Des cinquante jeunes femmes que leur père, Danaos, offrit aux cinquante fils d’Egyptos, leur oncle, pour prévenir les inévitables conflits liés à leur succession, des cinquante danaïdes qui plantèrent une aiguille effilée dans le coeur de leurs cousins avant que ceux-ci ne les tuent, de leur arrivée aux Enfers et de leur jugement, la tradition n’aura retenu que la terrible punition qui s’en suivit et le désespoir dans lequel les plongea l’absurdité de leur supplice : les danaïdes noyées dans un désespoir sans fin emplissent encore aujourd’hui des tonneaux sans fond.
De la tradition, on ne retiendra ici que deux ou trois choses. L’extraordinaire sculpture d’abord que réalisa Rodin à la fin du XIXème siècle pour la Porte de l’Enfer et qu’il intitulera La Source. La chevelure de la suppliciée en pleurs coule sans discontinuer dans la poche de marbre d’où le sculpteur l’a tirée.
Mentionnons encore la représentation assez classique réalisée par John William Waterhouse en 1903 dans laquelle de belles danaïdes aux seins généreux remplissent une bassine avec une telle équanimité qu’on se demande bien pourquoi elles n’ont pas derechef quitté les lieux lorsqu’elles se sont aperçues que la bassine était trouée.
Il y a bien sûr Apollinaire qui les évoque en cette même année 1903 dans sa Chanson du Mal-Aimé :
Mon coeur et ma tête se vident | Tout le ciel s’écoule par eux | O mes tonneaux des Danaïdes | Comment faire pour être heureux | Comme un petit enfant candide
Si la fontaine que réalisa en 1907 Hugues Jean-Baptiste près de l’église Saint-Vincent-de-Paul à Marseille ne mérite pas notre attention, la plaque de marbre qui avertit le passant que l’eau n’est pas potable doit nous alerter. Le supplice des danaïdes assoiffées est plus grand encore que ne l’imaginait Eschyle.
Un mot encore sur le bronze de Brancusi, doré à la feuille, réalisé en 1913 que Christies’s adjugea en 2007 pour 19,3 millions. Brancusi a-t-il voulu représenter le visage d’une danaïde désespérée ou, à ce prix, le tonneau sans fond qu’elle est condamnée à remplir ? Nul ne le sait.

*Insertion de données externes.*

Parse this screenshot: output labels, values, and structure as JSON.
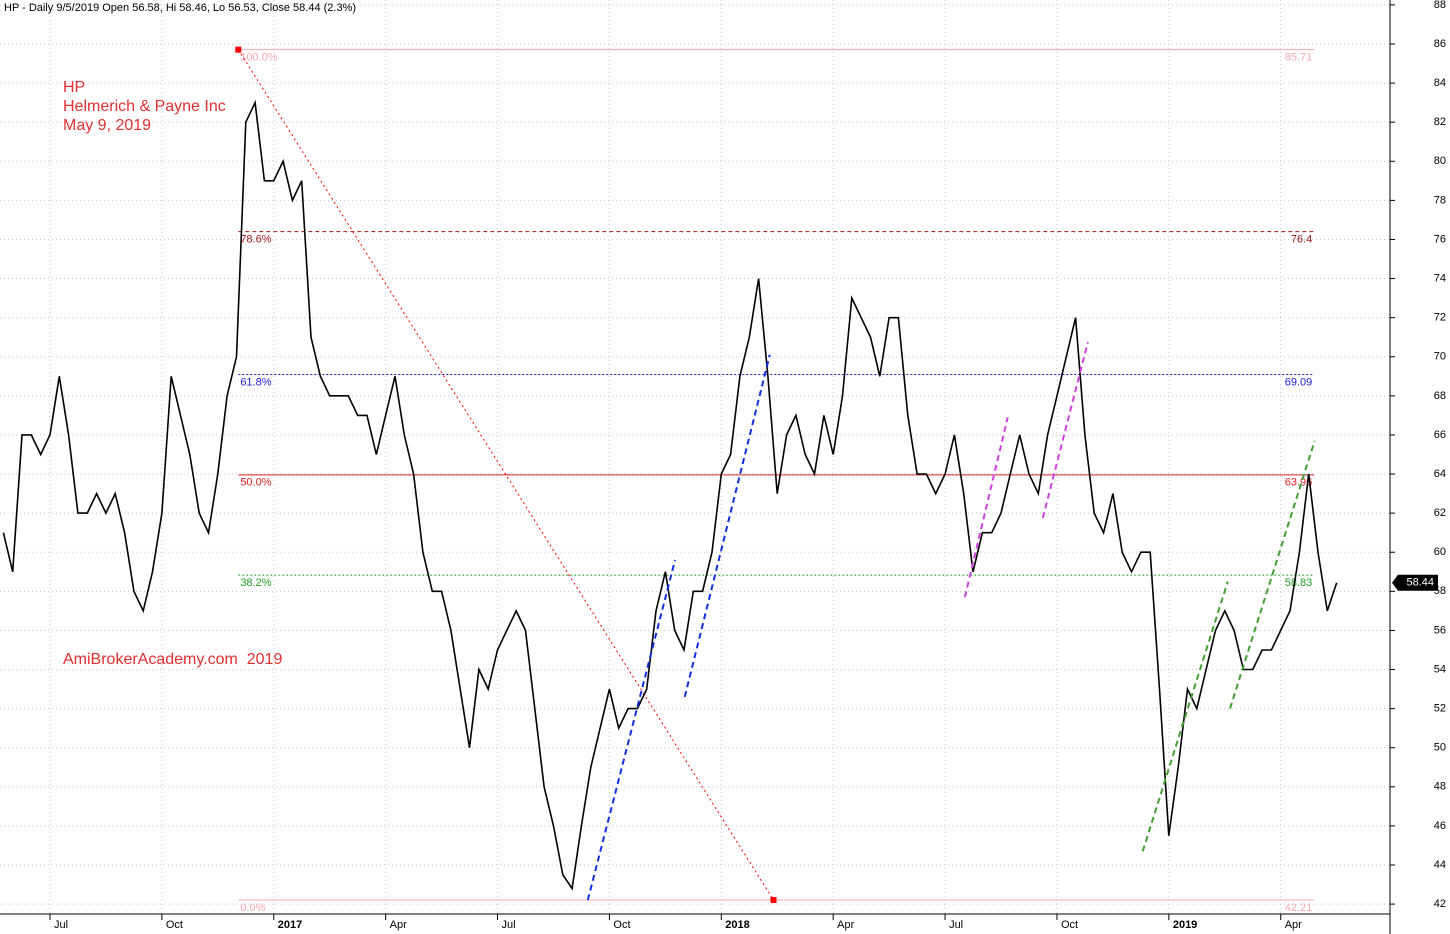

Mais il faudra désormais compter avec une nouvelle interprétation iconographique du mythe des Danaïdes, une appellation qui aurait d’ailleurs avantageusement remplacé celle des Trois Danseuses attribuée aux trois nouveaux bâtiments scolaires du Mont-sur-Lausanne en référence à l’oeuvre aérienne de Degas. Pas tellement en raison du gouffre financier dans lequel de telles réalisations plongent immanquablement les communes habitées par une certaine idée du prestige, mais en raison des éviers installés dans l’un de ces nouveaux bâtiments. Que l’affaire se déroule dans les salles de sciences n’est évidemment pas anodin. Mais chaque chose en son temps, penchons-nous pour l’instant sur le renouvellement de l’interprétation du mythe.
Le supplice trouve ici son expression la plus aboutie : l’eau du robinet fixe coule directement, lorsqu’on l’ouvre, dans l’ouverture du trop plein ménagée dans la bonde qui rend le bassin étanche. La scène est nue, brutale, à son comble. Il y a du Maurits Cornelis Escher dans cette réalisation, mais on atteint ici les limites supérieures de l’art, si bien que les danaïdes, habituées pourtant au pire, n’auraient pu survivre à une telle épreuve. L’artiste en a fait l’économie, le désespoir va désormais seul, sans hésiter, dans la nuit d’une salle de sciences vide.